異世界で家庭菜園やってみた
「ディントは、ほんとに魔法頼みなんですね」

「情けないことだがな」

ウリエルは少し自嘲した笑みを浮かべた。

「……帝国に負けない国にしないといけませんよね」

強い決意を込めた悠里の言葉に、ウリエルは目を見張った。

「ユーリ。何か変わったな」

「え?どこがですか?」

「つい最近まで、もっと自信なさそうな感じだったのに、今は、そうでもないみたいだ」

「それは、ウリエルさんのおかげですってば」

「俺の?」

「はい。つい後ろを向きそうになっても、ウリエルさんが前に引っ張ってくれるから」

「そうかな」

「はい。ウリエルさんが一緒にいてくれるから、わたし、頑張れるんです」

「そうか」

「はい。ウリエルさんが大丈夫だって言ってくれるから、わたしでも出来るのかなって思えるんですよ」

それはウリエルに対する全幅の信頼だった。

「そこまで信用されたら、俺はもう身動きが取れないな」

「どういうことですか?」

「やっぱり、お前にとって、俺は兄貴みたいなものなのかな?」

そう訊かれ、悠里は躊躇いながらも頷いた。

「……ウリエルさんが何となく嫌がるから言わないようにしてたけど、やっぱりそうだと思います。実の兄よりも優しくて、完璧な兄貴って感じですよね」

ふふとはにかむ悠里を、ウリエルは複雑な思いで見ながら、気付かれないように深い溜め息をついた。

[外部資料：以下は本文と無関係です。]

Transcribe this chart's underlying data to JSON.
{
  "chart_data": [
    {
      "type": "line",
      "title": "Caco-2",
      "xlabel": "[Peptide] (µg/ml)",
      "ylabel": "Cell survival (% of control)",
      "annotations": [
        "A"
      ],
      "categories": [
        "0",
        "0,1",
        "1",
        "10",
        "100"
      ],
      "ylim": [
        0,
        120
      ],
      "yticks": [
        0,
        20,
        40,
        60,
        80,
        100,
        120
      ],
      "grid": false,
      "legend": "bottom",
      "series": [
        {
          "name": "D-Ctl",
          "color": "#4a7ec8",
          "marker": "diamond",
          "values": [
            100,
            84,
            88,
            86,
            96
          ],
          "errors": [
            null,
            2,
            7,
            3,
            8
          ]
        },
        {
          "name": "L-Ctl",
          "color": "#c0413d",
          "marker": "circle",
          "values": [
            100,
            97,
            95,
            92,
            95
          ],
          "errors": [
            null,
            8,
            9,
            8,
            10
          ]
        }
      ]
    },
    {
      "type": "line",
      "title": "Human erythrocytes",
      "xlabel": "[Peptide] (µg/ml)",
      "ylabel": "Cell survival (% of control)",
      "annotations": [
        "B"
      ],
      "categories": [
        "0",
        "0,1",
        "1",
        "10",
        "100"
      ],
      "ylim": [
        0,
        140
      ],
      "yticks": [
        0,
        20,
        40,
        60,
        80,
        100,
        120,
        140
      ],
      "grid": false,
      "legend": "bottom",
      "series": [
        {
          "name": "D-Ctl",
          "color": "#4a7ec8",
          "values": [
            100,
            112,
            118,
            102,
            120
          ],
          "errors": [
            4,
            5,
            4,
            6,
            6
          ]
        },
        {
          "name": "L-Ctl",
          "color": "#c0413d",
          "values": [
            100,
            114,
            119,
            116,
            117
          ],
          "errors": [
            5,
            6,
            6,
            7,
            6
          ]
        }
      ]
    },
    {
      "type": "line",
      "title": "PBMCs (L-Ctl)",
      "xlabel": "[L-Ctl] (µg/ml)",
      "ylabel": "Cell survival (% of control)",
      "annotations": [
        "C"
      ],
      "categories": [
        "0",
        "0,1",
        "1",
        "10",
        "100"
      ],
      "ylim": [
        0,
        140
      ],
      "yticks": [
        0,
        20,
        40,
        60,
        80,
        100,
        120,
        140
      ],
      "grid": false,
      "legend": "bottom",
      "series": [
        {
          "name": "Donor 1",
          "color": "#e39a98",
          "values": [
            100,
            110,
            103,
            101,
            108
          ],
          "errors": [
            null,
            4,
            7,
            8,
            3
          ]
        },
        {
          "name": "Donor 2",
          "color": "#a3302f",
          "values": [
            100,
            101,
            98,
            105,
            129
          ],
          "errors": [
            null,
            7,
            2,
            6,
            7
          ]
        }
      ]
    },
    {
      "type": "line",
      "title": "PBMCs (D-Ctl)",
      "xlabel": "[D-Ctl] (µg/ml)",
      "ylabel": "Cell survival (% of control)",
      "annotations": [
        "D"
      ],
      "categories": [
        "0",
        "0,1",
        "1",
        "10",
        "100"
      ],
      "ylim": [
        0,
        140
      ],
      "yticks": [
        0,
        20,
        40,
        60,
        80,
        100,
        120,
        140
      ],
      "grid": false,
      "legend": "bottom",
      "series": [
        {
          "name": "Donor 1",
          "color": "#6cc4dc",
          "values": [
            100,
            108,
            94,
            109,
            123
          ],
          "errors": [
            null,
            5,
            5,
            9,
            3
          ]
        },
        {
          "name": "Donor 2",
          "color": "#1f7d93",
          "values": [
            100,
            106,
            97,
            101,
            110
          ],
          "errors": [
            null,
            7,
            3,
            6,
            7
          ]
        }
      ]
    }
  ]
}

切なさに支配されそうになるのを何とかこらえ、そして。

「俺は、ユーリを妹とは思えないよ」

そう言って、ウリエルは悠里を見つめた。

真っ直ぐで、揺らぐことのない瞳。

ウリエルが何かを心の中で決断した時の瞳だった。

その視線をまともに受けて、悠里は思わず俯いてしまった。

「で、ですよね。わたしみたいな出来の悪い妹、嫌ですよね」

また卑屈になってしまうのをどうすることも出来ず、悠里はウリエルを見ることが出来ない。

「そういうことではないんだ。俺は……」

言い掛けて、ウリエルは口をつぐんだ。

『お前を一人の女としてしか見れない』

そう言おうとして、言ってしまう直前に、時期尚早だと気付いたのだ。

旅はまだ始まったばかり。

ここで告白めいたことをやらかして、後の旅程を気まずいものにしたくはなかった。

(ユーリには時間が必要なんだ)

今は目の前のことだけで精一杯だろうから。

余計なことで煩わせたくはない。

ウリエルはだから、溢れ出しそうになった言葉を飲み込んだ。

自分の気持ちは決まっているのだから。

悠里の方に、恋にも目を向ける余裕が出来るまで待てばいい。

(待って待って、待ち兼ねた挙句に、ユーリが他の奴を選んだら、俺どうなるか分からないけどな)

相手の奴を一発殴るだけで済めばいいけど。

ウリエルが少々物騒なことを考えている間に、どうやら馬車は、チェサート国との国境にある関所に着いたようだった。